Voters in London take to polls for ‘Brexit by-election’
Britain voted to leave the European Union in a referendum in June 2016 (AFP Photo/Justin Tallis)
Residents of the posh London suburb of Richmond took to the polls on Thursday in a local by-election that has turned into a mini-referendum on Brexit in a pro-EU heartland.
Liberal Democrat challenger Sarah Olney, whose party wants a second referendum on Brexit, is hoping the result will shock Downing Street, as the government forges on towards the EU exit door.
Olney is running against Zac Goldsmith, who held the seat for Prime Minister Theresa May’s Conservative Party but quit in protest after the government backed expanding the nearby Heathrow Airport.

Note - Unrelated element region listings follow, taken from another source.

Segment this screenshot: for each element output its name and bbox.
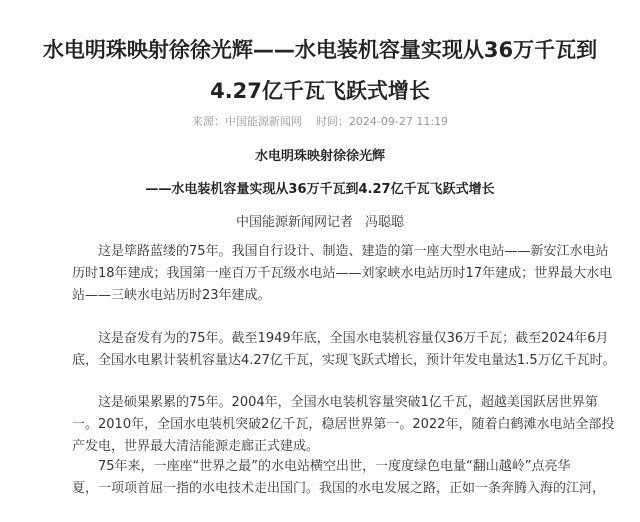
paragraph-2 [72, 328, 616, 372]
paragraph-line: 这是硕果累累的75年。2004年，全国水电装机容量突破1亿千瓦，超越美国跃居世界第 [98, 395, 598, 410]
paragraph-3 [72, 392, 615, 458]
paragraph-4 [72, 456, 612, 500]
article-meta [0, 114, 640, 130]
paragraph-line: 产发电，世界最大清洁能源走廊正式建成。 [72, 439, 320, 454]
source-label: 来源：中国能源新闻网 [191, 115, 302, 128]
paragraph-line: 75年来，一座座“世界之最”的水电站横空出世，一度度绿色电量“翻山越岭”点亮华 [98, 459, 571, 474]
subtitle-line-1: 水电明珠映射徐徐光辉 [254, 149, 385, 164]
subtitle-line-2: ——水电装机容量实现从36万千瓦到4.27亿千瓦飞跃式增长 [145, 182, 495, 197]
paragraph-line: 历时18年建成；我国第一座百万千瓦级水电站——刘家峡水电站历时17年建成；世界最大水电 [72, 266, 613, 281]
byline [0, 214, 640, 232]
paragraph-line: 这是筚路蓝缕的75年。我国自行设计、制造、建造的第一座大型水电站——新安江水电站 [98, 244, 609, 259]
paragraph-line: 一。2010年，全国水电装机突破2亿千瓦，稳居世界第一。2022年，随着白鹤滩水电站全部投 [72, 417, 615, 432]
reporter-name: 冯聪聪 [365, 215, 405, 230]
paragraph-line: 底，全国水电累计装机容量达4.27亿千瓦，实现飞跃式增长，预计年发电量达1.5万亿千瓦时。 [72, 353, 616, 368]
headline-line-2: 4.27亿千瓦飞跃式增长 [210, 79, 430, 103]
paragraph-1 [72, 241, 612, 307]
paragraph-line: 站——三峡水电站历时23年建成。 [72, 288, 271, 303]
publish-time: 时间：2024-09-27 11:19 [315, 115, 449, 128]
reporter-org: 中国能源新闻网记者 [235, 215, 353, 230]
headline-line-1: 水电明珠映射徐徐光辉——水电装机容量实现从36万千瓦到 [42, 38, 598, 62]
paragraph-line: 夏，一项项首屈一指的水电技术走出国门。我国的水电发展之路，正如一条奔腾入海的江河， [72, 481, 606, 496]
paragraph-line: 这是奋发有为的75年。截至1949年底，全国水电装机容量仅36万千瓦；截至2024年6月 [98, 331, 609, 346]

He is now standing as an independent candidate.
“While some people feel very strongly about Heathrow expansion, lots more people feel much more strongly about Brexit,” Olney told AFP during the campaign.
“That’s really alarmed and upset people and they want to use this opportunity to send a message.”
In the June referendum on Britain’s membership in the European Union, 52 percent nationwide voted to leave.
But in the well-heeled borough of Richmond in southwest London, 69 percent voted to remain in the bloc.
Its 82-percent turnout, one of the highest in the UK, showed it was an issue locals felt passionate about.
The centrist and unambiguously pro-EU Lib Dems, reduced to a rump in the 2015 general election, are eyeing a comeback by filling the void for disgruntled ‘Remain’ voters.
– ‘Loyalty to Zac’ –
However, the 39-year-old Olney faces a tough task in overturning Goldsmith’s majority.
Both the Conservative and Brexit-cheerleading UKIP parties are giving him a clear run.
Goldsmith won Richmond from the Lib Dems in 2010 and retained it in the May 2015 general election with 58 percent of the vote.
Wealthy, suave, affable and soft-spoken, 41-year-old Goldsmith is Brexit royalty.
He is the son of the late tycoon financier Jimmy Goldsmith, whose high-spending Referendum Party, calling for a vote on UK-EU relations, got the anti-EU bandwagon rolling.
Zac Goldsmith’s understated, local approach seems to have won him support around Richmond.
“There’s a lot of loyalty to Zac round here,” said Jane McCready, 52, who sat enjoying a hot drink overlooking the River Thames last week.
But she added that Brexit was an issue: “I do have friends who are using this as another vote for ‘Remain’ (in the EU) by voting Lib Dem.”
However, Freddie Gates, 79, from Richmond, said he had voted in June to stay in the EU but now would be backing Goldsmith.
“The majority of the country said out, so you go along with it,” he said.